For the inference pipeline: i missed it but why do you generate these many sample candidate prompts?

2 Likes

Training Pipeline seems to be VQGAN Encoder, BART then Cross entropy loss. What part of this is Trained?
Was VQGAN Encoder - Trained?
Inference Pipeline:
VQGAN Decoder seems to be only during inference. Is the Decoder or CLIP Trained?

1 Like

Training is clear. But how is it connected to Inference? How do you generate multiple candidate images from one BART Decoder Output?
Is the ranking / CLIP part learned?

1 Like

Thanks for the detailed explanation on Generation output. What are possible values for the Outputs - 0-255 in 3 channels?

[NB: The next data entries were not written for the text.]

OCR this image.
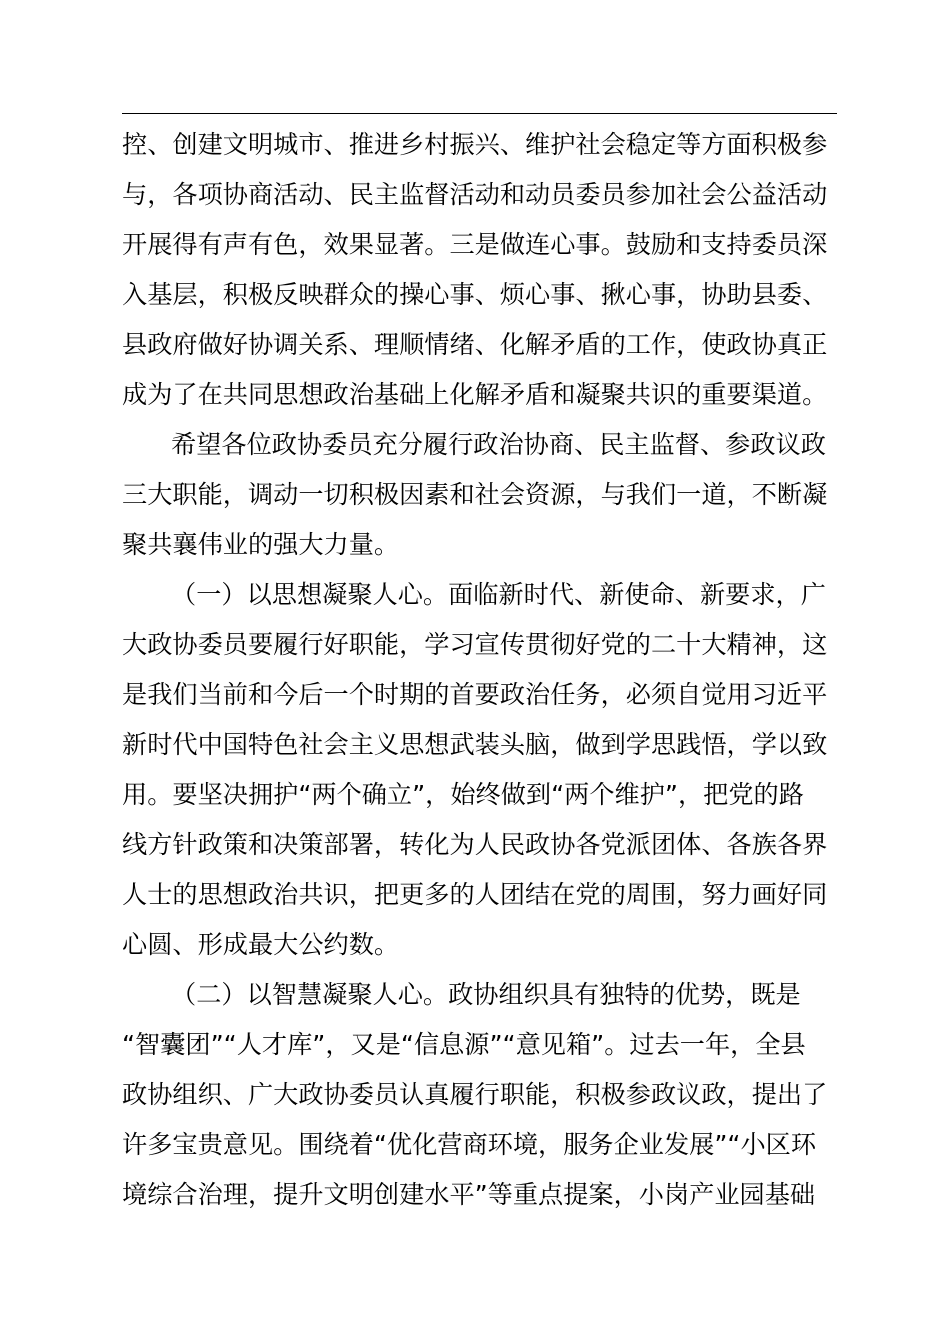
控、创建文明城市、推进乡村振兴、维护社会稳定等方面积极参
与，各项协商活动、民主监督活动和动员委员参加社会公益活动
开展得有声有色，效果显著。三是做连心事。鼓励和支持委员深
入基层，积极反映群众的操心事、烦心事、揪心事，协助县委、
县政府做好协调关系、理顺情绪、化解矛盾的工作，使政协真正
成为了在共同思想政治基础上化解矛盾和凝聚共识的重要渠道。
希望各位政协委员充分履行政治协商、民主监督、参政议政
三大职能，调动一切积极因素和社会资源，与我们一道，不断凝
聚共襄伟业的强大力量。
（一）以思想凝聚人心。面临新时代、新使命、新要求，广
大政协委员要履行好职能，学习宣传贯彻好党的二十大精神，这
是我们当前和今后一个时期的首要政治任务，必须自觉用习近平
新时代中国特色社会主义思想武装头脑，做到学思践悟，学以致
用。要坚决拥护“两个确立”，始终做到“两个维护”，把党的路
线方针政策和决策部署，转化为人民政协各党派团体、各族各界
人士的思想政治共识，把更多的人团结在党的周围，努力画好同
心圆、形成最大公约数。
（二）以智慧凝聚人心。政协组织具有独特的优势，既是
“智囊团”“人才库”，又是“信息源”“意见箱”。过去一年，全县
政协组织、广大政协委员认真履行职能，积极参政议政，提出了
许多宝贵意见。围绕着“优化营商环境，服务企业发展”“小区环
境综合治理，提升文明创建水平”等重点提案，小岗产业园基础
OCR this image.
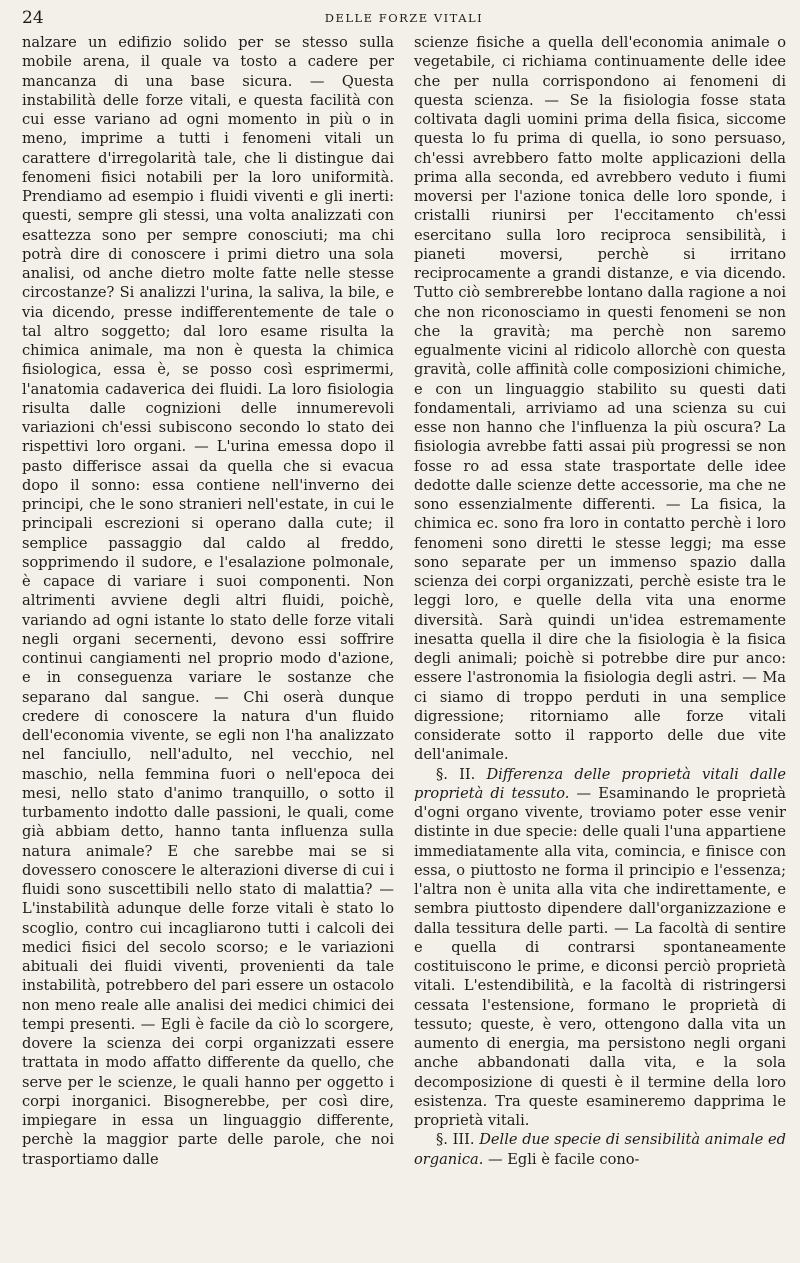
24	DELLE FORZE VITALI

nalzare un edifizio solido per se stesso sulla mobile arena, il quale va tosto a cadere per mancanza di una base sicura. — Questa instabilità delle forze vitali, e questa facilità con cui esse variano ad ogni momento in più o in meno, imprime a tutti i fenomeni vitali un carattere d'irregolarità tale, che li distingue dai fenomeni fisici notabili per la loro uniformità. Prendiamo ad esempio i fluidi viventi e gli inerti: questi, sempre gli stessi, una volta analizzati con esattezza sono per sempre conosciuti; ma chi potrà dire di conoscere i primi dietro una sola analisi, od anche dietro molte fatte nelle stesse circostanze? Si analizzi l'urina, la saliva, la bile, e via dicendo, presse indifferentemente de tale o tal altro soggetto; dal loro esame risulta la chimica animale, ma non è questa la chimica fisiologica, essa è, se posso così esprimermi, l'anatomia cadaverica dei fluidi. La loro fisiologia risulta dalle cognizioni delle innumerevoli variazioni ch'essi subiscono secondo lo stato dei rispettivi loro organi. — L'urina emessa dopo il pasto differisce assai da quella che si evacua dopo il sonno: essa contiene nell'inverno dei principi, che le sono stranieri nell'estate, in cui le principali escrezioni si operano dalla cute; il semplice passaggio dal caldo al freddo, sopprimendo il sudore, e l'esalazione polmonale, è capace di variare i suoi componenti. Non altrimenti avviene degli altri fluidi, poichè, variando ad ogni istante lo stato delle forze vitali negli organi secernenti, devono essi soffrire continui cangiamenti nel proprio modo d'azione, e in conseguenza variare le sostanze che separano dal sangue. — Chi oserà dunque credere di conoscere la natura d'un fluido dell'economia vivente, se egli non l'ha analizzato nel fanciullo, nell'adulto, nel vecchio, nel maschio, nella femmina fuori o nell'epoca dei mesi, nello stato d'animo tranquillo, o sotto il turbamento indotto dalle passioni, le quali, come già abbiam detto, hanno tanta influenza sulla natura animale? E che sarebbe mai se si dovessero conoscere le alterazioni diverse di cui i fluidi sono suscettibili nello stato di malattia? — L'instabilità adunque delle forze vitali è stato lo scoglio, contro cui incagliarono tutti i calcoli dei medici fisici del secolo scorso; e le variazioni abituali dei fluidi viventi, provenienti da tale instabilità, potrebbero del pari essere un ostacolo non meno reale alle analisi dei medici chimici dei tempi presenti. — Egli è facile da ciò lo scorgere, dovere la scienza dei corpi organizzati essere trattata in modo affatto differente da quello, che serve per le scienze, le quali hanno per oggetto i corpi inorganici. Bisognerebbe, per così dire, impiegare in essa un linguaggio differente, perchè la maggior parte delle parole, che noi trasportiamo dalle

scienze fisiche a quella dell'economia animale o vegetabile, ci richiama continuamente delle idee che per nulla corrispondono ai fenomeni di questa scienza. — Se la fisiologia fosse stata coltivata dagli uomini prima della fisica, siccome questa lo fu prima di quella, io sono persuaso, ch'essi avrebbero fatto molte applicazioni della prima alla seconda, ed avrebbero veduto i fiumi moversi per l'azione tonica delle loro sponde, i cristalli riunirsi per l'eccitamento ch'essi esercitano sulla loro reciproca sensibilità, i pianeti moversi, perchè si irritano reciprocamente a grandi distanze, e via dicendo. Tutto ciò sembrerebbe lontano dalla ragione a noi che non riconosciamo in questi fenomeni se non che la gravità; ma perchè non saremo egualmente vicini al ridicolo allorchè con questa gravità, colle affinità colle composizioni chimiche, e con un linguaggio stabilito su questi dati fondamentali, arriviamo ad una scienza su cui esse non hanno che l'influenza la più oscura? La fisiologia avrebbe fatti assai più progressi se non fosse ro ad essa state trasportate delle idee dedotte dalle scienze dette accessorie, ma che ne sono essenzialmente differenti. — La fisica, la chimica ec. sono fra loro in contatto perchè i loro fenomeni sono diretti le stesse leggi; ma esse sono separate per un immenso spazio dalla scienza dei corpi organizzati, perchè esiste tra le leggi loro, e quelle della vita una enorme diversità. Sarà quindi un'idea estremamente inesatta quella il dire che la fisiologia è la fisica degli animali; poichè si potrebbe dire pur anco: essere l'astronomia la fisiologia degli astri. — Ma ci siamo di troppo perduti in una semplice digressione; ritorniamo alle forze vitali considerate sotto il rapporto delle due vite dell'animale.

§. II. Differenza delle proprietà vitali dalle proprietà di tessuto. — Esaminando le proprietà d'ogni organo vivente, troviamo poter esse venir distinte in due specie: delle quali l'una appartiene immediatamente alla vita, comincia, e finisce con essa, o piuttosto ne forma il principio e l'essenza; l'altra non è unita alla vita che indirettamente, e sembra piuttosto dipendere dall'organizzazione e dalla tessitura delle parti. — La facoltà di sentire e quella di contrarsi spontaneamente costituiscono le prime, e diconsi perciò proprietà vitali. L'estendibilità, e la facoltà di ristringersi cessata l'estensione, formano le proprietà di tessuto; queste, è vero, ottengono dalla vita un aumento di energia, ma persistono negli organi anche abbandonati dalla vita, e la sola decomposizione di questi è il termine della loro esistenza. Tra queste esamineremo dapprima le proprietà vitali.

§. III. Delle due specie di sensibilità animale ed organica. — Egli è facile cono-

How do you rank the images? Compare the embeddings of input text to generated image?

1 Like

Nice idea to concat a bart encoding of the text, with the fixed vqgan encoding of the image. Does this mean we can extend this to maybe audio like replace vqgan encoding with an audio encoding? or even a graph encoding if that is possible

1 Like

One general question - Are there things that JAX / Flax enables you to do, that is harder to do in PyTorch?
Similarly are there things that are easier in PyTorch that are harder to do in JAX / Flax?

1 Like

One more related question - Do you use JAX/Flax for any recent experiments or do you prefer to use PyTorch primarily?

1 Like

Training Question - In CNN / RNN, we might be looking at Gradients or look for Gradient Flow. In Transformers, we primarily only look at Loss value and there are no debugging or issues in Training? What problems you faced in Training DALL-E

1 Like

So, encoded_images generates some N number of image encodings. What is gen_top_k here? Are the encodings rated?

1 Like

So, to init_weights, can and how do you change the weights to your own pretrained weights for the Bart or the VQGAN so we don’t have to train from scratch

1 Like

How do you avoid mode collapse and Noise in images? Is this taken care of VQGAN Decoder that it generates reasonable output given a Input vector that you generate from sampled probabilities of BART Decoder?

1 Like

Sorry, I thought Boris is running on 1 gpu machine, if so how will pmap would help ? Please excuse if I this is a nood question :slight_smile:

1 Like

From what I understand, pmap will not help on single gpu setting. But it also doesn’t hurt. So if you run the same code in multi-gpu setup, it will benefit without changing any part of the code.

2 Likes